Make it composable. Every expression in the DSL should return something that can be used as input to the next expression. meters(5) + meters(3) returns a unit_val; you can pass it to to() or add more values. ggplot2’s + returns a plot object; you can add more layers. Composability comes from consistent types: operations on unit_val return unit_val.

Do not surprise. If your DSL overloads +, it should still be associative: (a + b) + c should equal a + (b + c). If it redefines *, users will expect it to distribute over +. Violating mathematical expectations makes the DSL confusing, even if the behavior is internally consistent.

Document the grammar. A DSL has a grammar: what expressions are valid, what they mean, how they compose. Write it down, even if informally. “A unit_val can be combined with + or - if units match. Use to() to convert between units. Constructors: meters(), seconds(), kg().” That is the grammar.

27.7 Putting it all together

The chapter’s DSL used five ingredients:

  1. S3 class (unit_val) to represent domain objects.
  2. Constructor functions (meters(), seconds(), kg()) to provide vocabulary.
  3. Operator overloading (+.unit_val, -.unit_val) to give arithmetic domain-specific meaning.
  4. Validation (unit mismatch errors) to enforce domain rules.
  5. Composability (every operation returns a unit_val) to make expressions chainable.

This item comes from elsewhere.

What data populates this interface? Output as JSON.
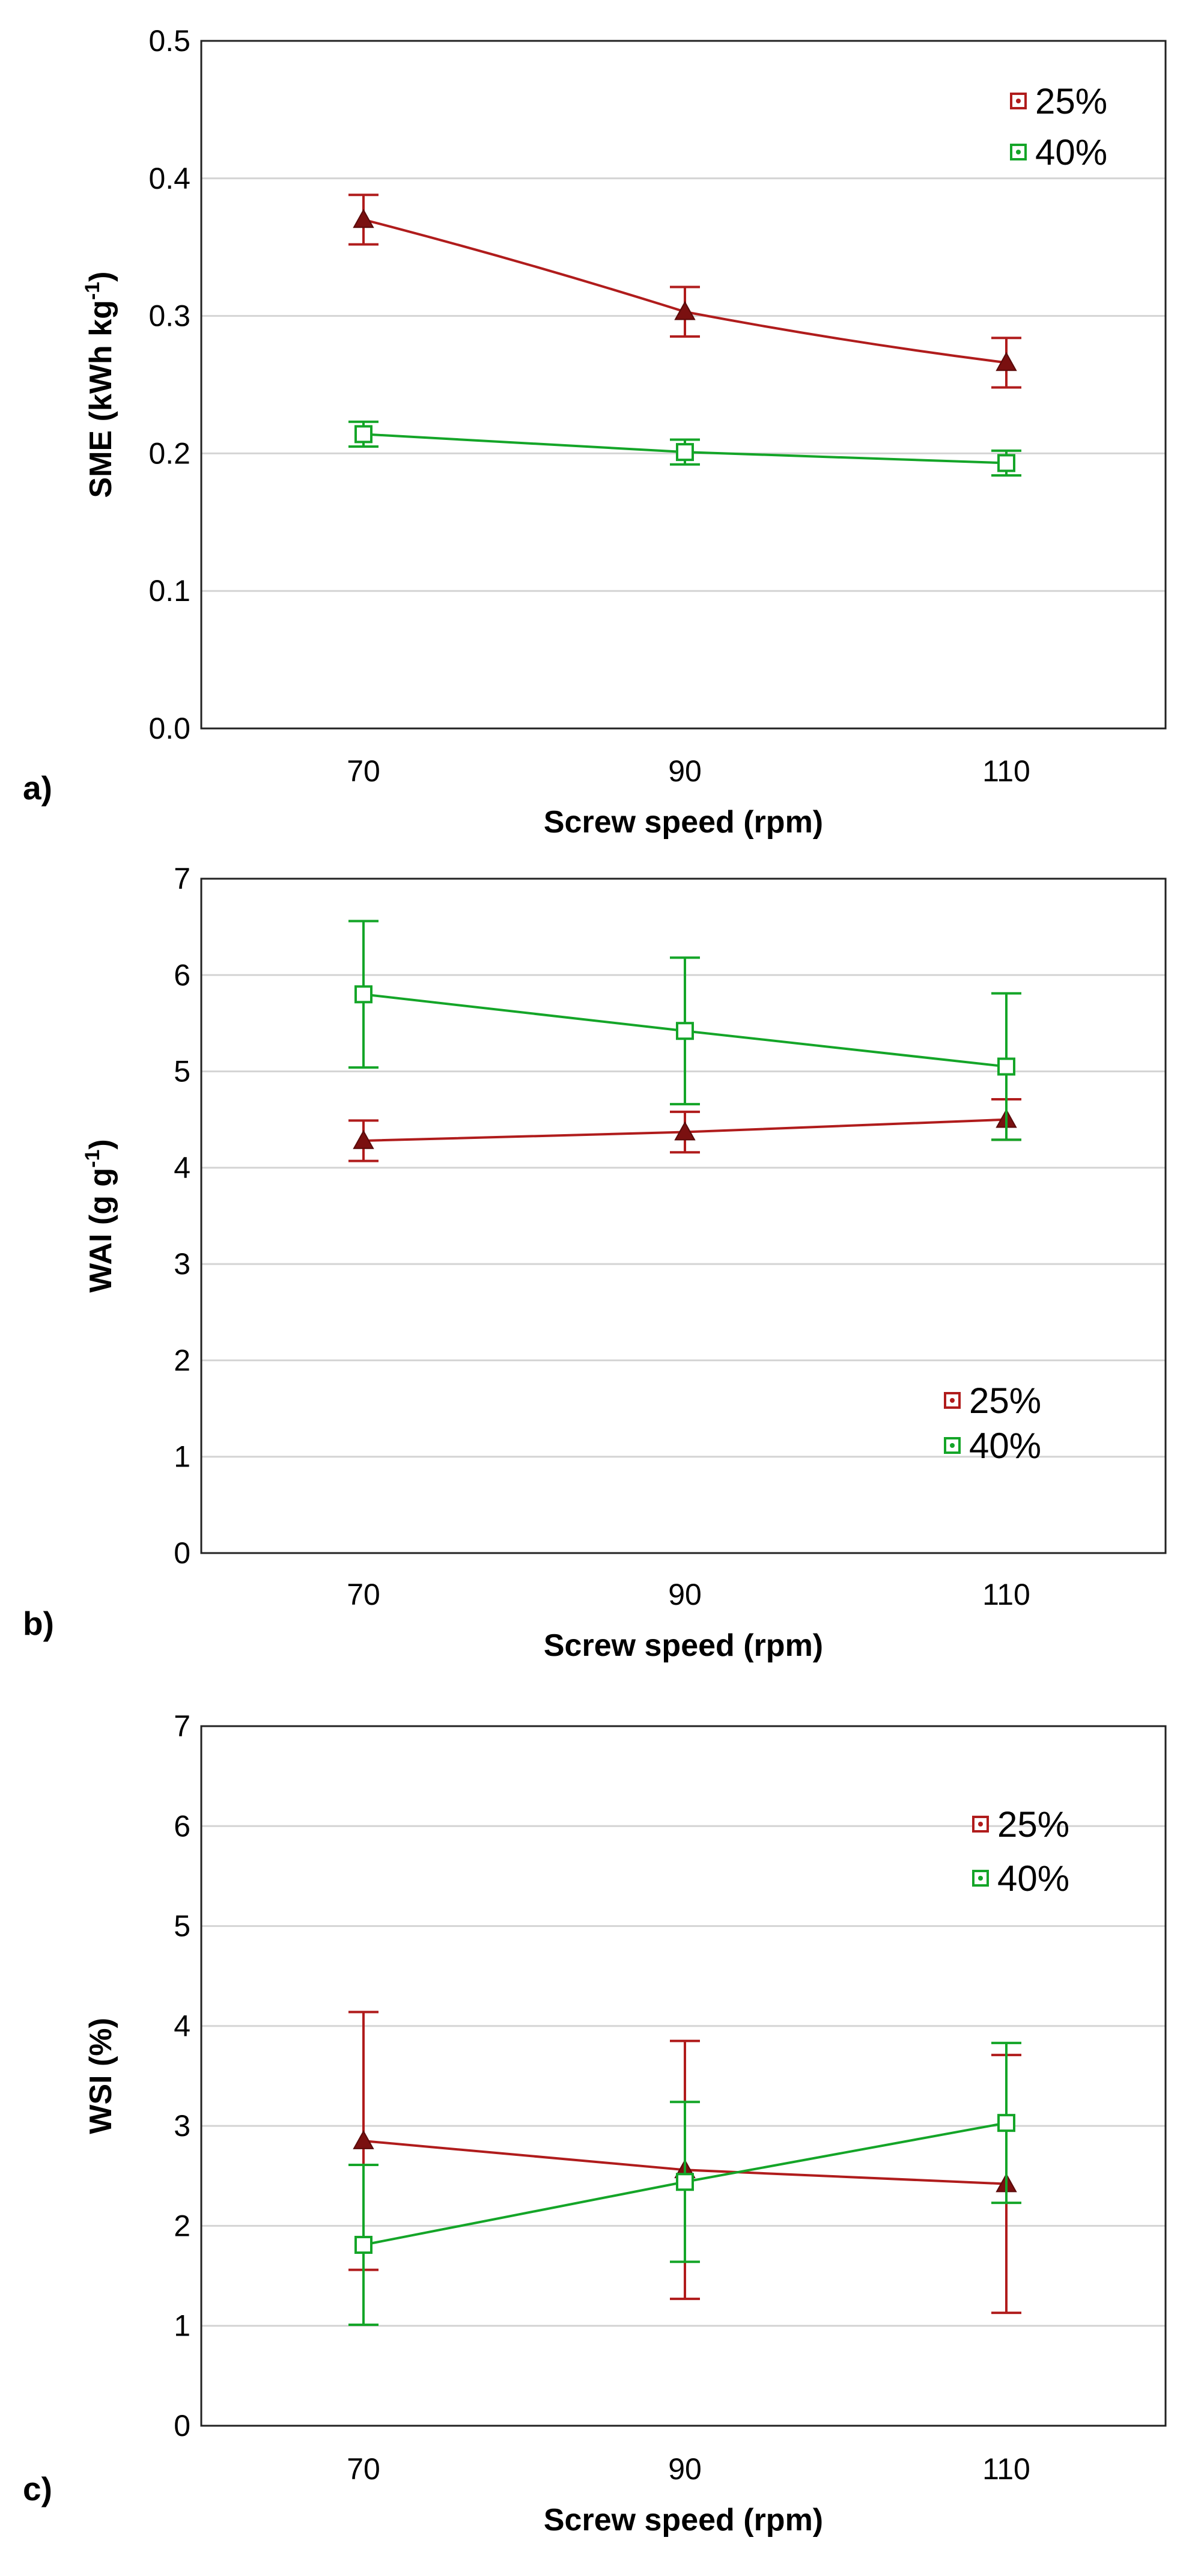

A more ambitious DSL would add NSE to capture column names or expressions, use S3 generics to dispatch across backends, and build expression objects that defer evaluation. ggplot2 uses all of these. The progression from “simple class with overloaded operators” to “full expression-builder DSL with lazy evaluation and multiple backends” is a continuum. You do not need the full machinery for every problem. Start with the simplest technique that makes your interface read well, and add complexity only when the domain demands it.

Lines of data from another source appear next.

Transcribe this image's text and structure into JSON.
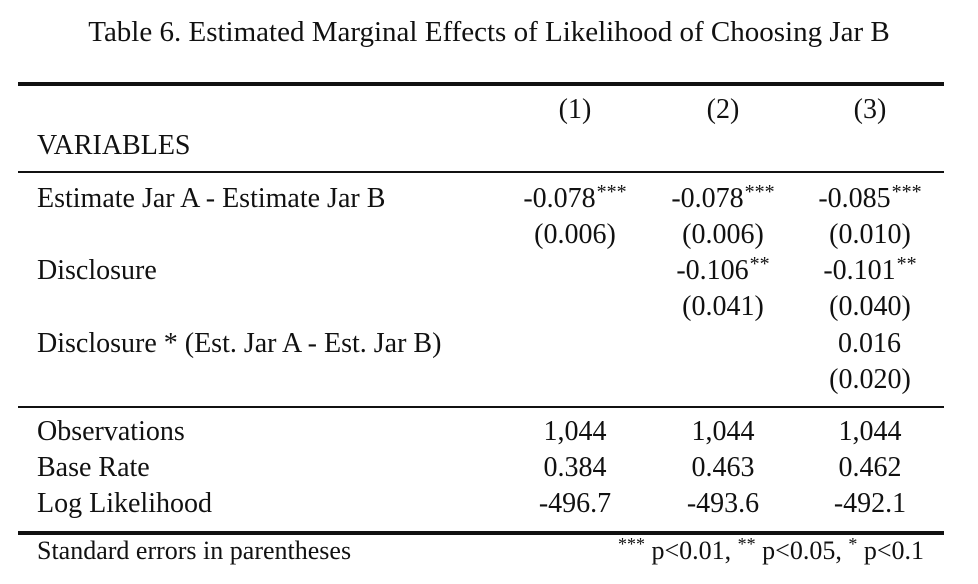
{
  "title": "Table 6.  Estimated Marginal Effects of Likelihood of Choosing Jar B",
  "columns": [
    "(1)",
    "(2)",
    "(3)"
  ],
  "variables_header": "VARIABLES",
  "rows": [
    {
      "label": "Estimate Jar A - Estimate Jar B",
      "coef": [
        {
          "value": "-0.078",
          "stars": "***"
        },
        {
          "value": "-0.078",
          "stars": "***"
        },
        {
          "value": "-0.085",
          "stars": "***"
        }
      ],
      "se": [
        "(0.006)",
        "(0.006)",
        "(0.010)"
      ]
    },
    {
      "label": "Disclosure",
      "coef": [
        {
          "value": "",
          "stars": ""
        },
        {
          "value": "-0.106",
          "stars": "**"
        },
        {
          "value": "-0.101",
          "stars": "**"
        }
      ],
      "se": [
        "",
        "(0.041)",
        "(0.040)"
      ]
    },
    {
      "label": "Disclosure * (Est. Jar A - Est. Jar B)",
      "coef": [
        {
          "value": "",
          "stars": ""
        },
        {
          "value": "",
          "stars": ""
        },
        {
          "value": "0.016",
          "stars": ""
        }
      ],
      "se": [
        "",
        "",
        "(0.020)"
      ]
    }
  ],
  "stats": [
    {
      "label": "Observations",
      "values": [
        "1,044",
        "1,044",
        "1,044"
      ]
    },
    {
      "label": "Base Rate",
      "values": [
        "0.384",
        "0.463",
        "0.462"
      ]
    },
    {
      "label": "Log Likelihood",
      "values": [
        "-496.7",
        "-493.6",
        "-492.1"
      ]
    }
  ],
  "notes": {
    "left": "Standard errors in parentheses",
    "sig": [
      {
        "stars": "***",
        "text": " p<0.01, "
      },
      {
        "stars": "**",
        "text": " p<0.05, "
      },
      {
        "stars": "*",
        "text": " p<0.1"
      }
    ]
  }
}
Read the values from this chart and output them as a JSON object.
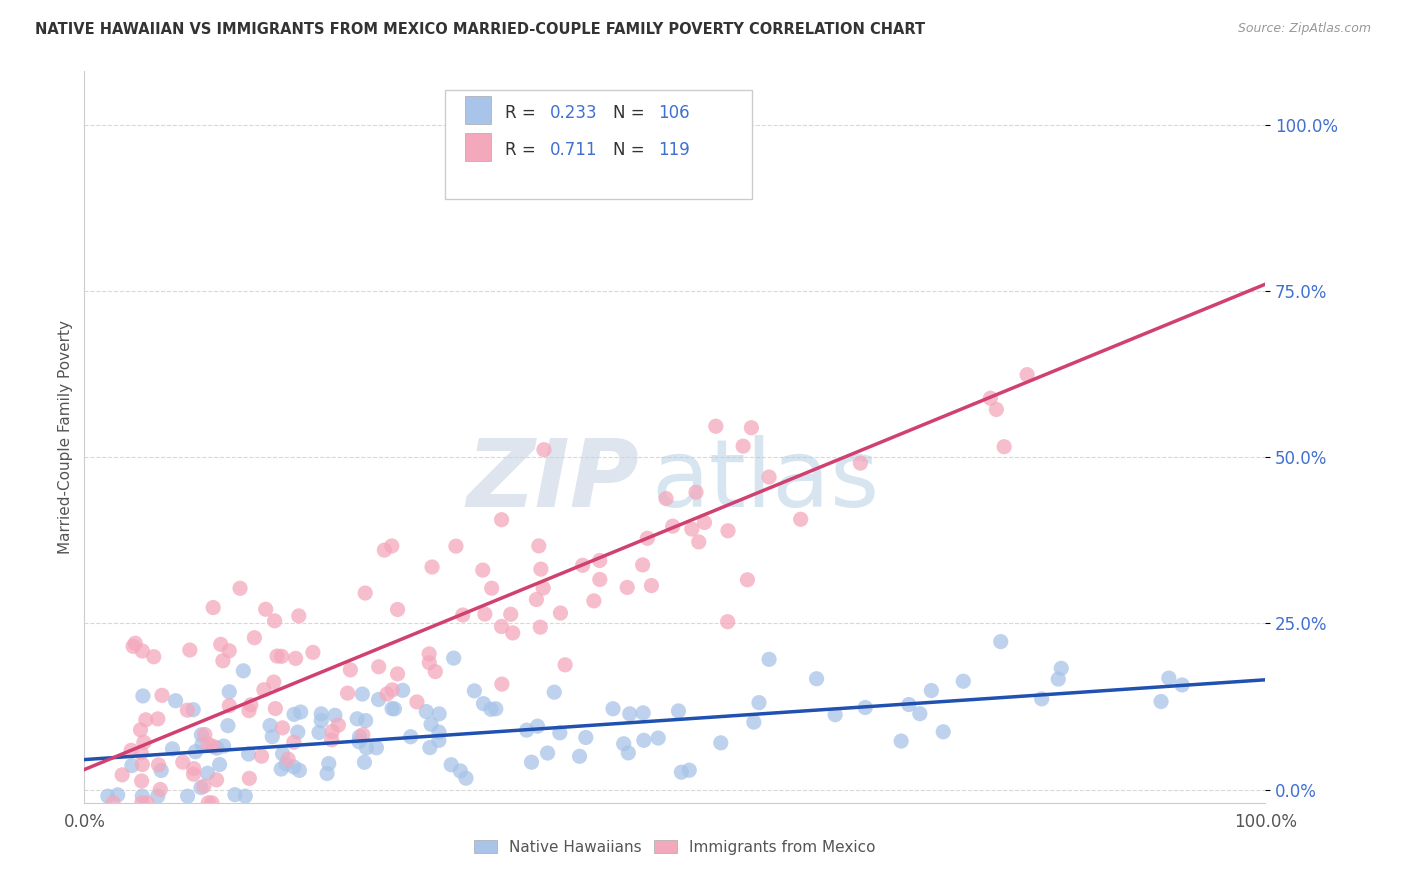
{
  "title": "NATIVE HAWAIIAN VS IMMIGRANTS FROM MEXICO MARRIED-COUPLE FAMILY POVERTY CORRELATION CHART",
  "source": "Source: ZipAtlas.com",
  "ylabel": "Married-Couple Family Poverty",
  "xlim": [
    0,
    1
  ],
  "ylim": [
    -0.02,
    1.08
  ],
  "xtick_labels": [
    "0.0%",
    "100.0%"
  ],
  "ytick_labels": [
    "0.0%",
    "25.0%",
    "50.0%",
    "75.0%",
    "100.0%"
  ],
  "ytick_positions": [
    0.0,
    0.25,
    0.5,
    0.75,
    1.0
  ],
  "blue_R": 0.233,
  "blue_N": 106,
  "pink_R": 0.711,
  "pink_N": 119,
  "blue_color": "#a8c4e8",
  "pink_color": "#f4a8bc",
  "blue_line_color": "#2050b0",
  "pink_line_color": "#d04070",
  "title_color": "#333333",
  "source_color": "#999999",
  "legend_text_color": "#333333",
  "legend_value_color": "#4070d0",
  "watermark_zip_color": "#c0cce0",
  "watermark_atlas_color": "#b8d4e8",
  "grid_color": "#d8d8d8",
  "background_color": "#ffffff",
  "blue_line_slope": 0.12,
  "blue_line_intercept": 0.045,
  "pink_line_slope": 0.73,
  "pink_line_intercept": 0.03,
  "legend_label_blue": "Native Hawaiians",
  "legend_label_pink": "Immigrants from Mexico"
}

The broader point is this: R gives you the tools to reshape the language around your problem. Formulas reshape arithmetic into model specification. ggplot2 reshapes + into layer composition. dplyr reshapes function calls into data queries. When you find yourself writing repetitive, mechanical code, consider whether a small DSL, even just a class with a few overloaded operators, would let you express the same ideas more directly. That is what Landin meant by “a language appropriate to the problem,” and it is what R, more than most languages, makes practical.

Exercises

  1. Extend the unit DSL with a summary.unit_val method that, given a list of unit_val objects (all with the same unit), returns the min, max, and mean. Validate that all units match.
  2. Design (on paper, no code required) a DSL for describing file-processing pipelines: read a CSV, filter rows, rename columns, write output. What would the verbs be? What class would they operate on? How would they compose?
  3. Read the source of htmltools::tag(). How does it build HTML from R function calls? Which of the techniques from this chapter does it use?
  4. Pick a repetitive task from your own work. Sketch a five-function DSL that would make it more concise. What class would you define? What operators would you overload?